# Pay attention to how the tree is laying and where you are cutting.



## TBS (Aug 29, 2018)

This is something that could have been easily avoided.
http://dripline.net/man-crushed-log-cutting-off-branches/

This company did the removal of 86 tree's on our property felling them pretty haphazardly.


----------



## arathol (Aug 29, 2018)

Yeah, its not hard to make a tree fall over and hit the ground. Once its on the ground however all bets are off...
I did storm cleanup work for many years and cut up hundreds of storm damaged trees that were in all sorts of precarious positions. Its *always* easier and safer to start at the top of the tree and work down, removing any limbs that would cause the tree to roll over. You never cut like that on a tree thats still elevated without first understanding the dynamics of the situation, especially when there is a second tree holding it in place. It appears that there was a skidsteer on site. That should have been used to pull the downed tree off whatever was holding it in the air before the guy even started cutting on the tree. Stupid really, no real training.


----------



## Cycledude (Aug 29, 2018)

Sad


----------



## derwoodii (Sep 1, 2018)

reads very similar to the vid below
tension dynamics are very hard to read even for experienced blokes, best have your escape cleared and planned when things get close quaters.. I really been enjoying using battery polesaw for hung up confined space storm dismantle work allows me to be that bit away from harm.. 

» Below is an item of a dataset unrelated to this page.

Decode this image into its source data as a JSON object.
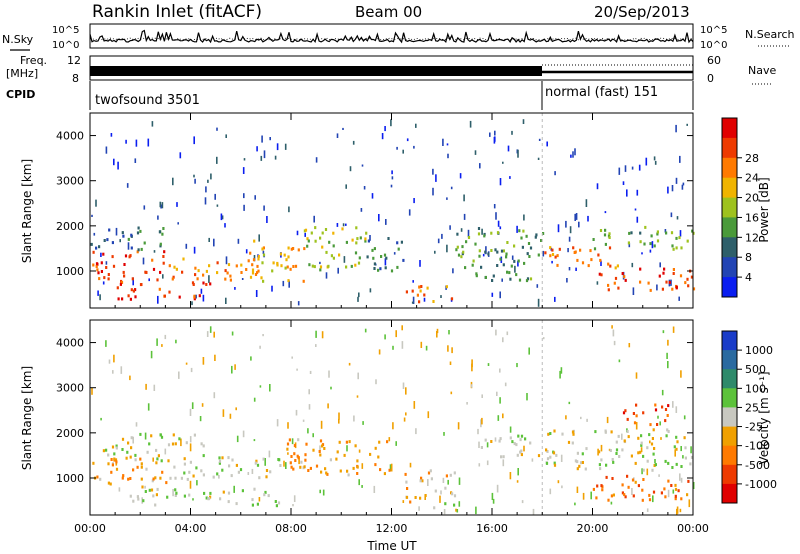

_"The base of the tree was supported in the air by a large rock and a small tree. Ivy used his chainsaw to remove the limbs working his way from the base of the tree to the top. Ivy was on the uphill side of the tree when he cut and finished limbing the tree towards the top end. When the limbs were removed the base of the tree slid down the sloped rock approximately 5 feet hitting a small tree below causing the top section of the tree to swing uphill towards Ivy. According to the report, Ivy was pinned to the large boulder facing the tree in a standing position and was struck in the head and upper torso by the tree."_


----------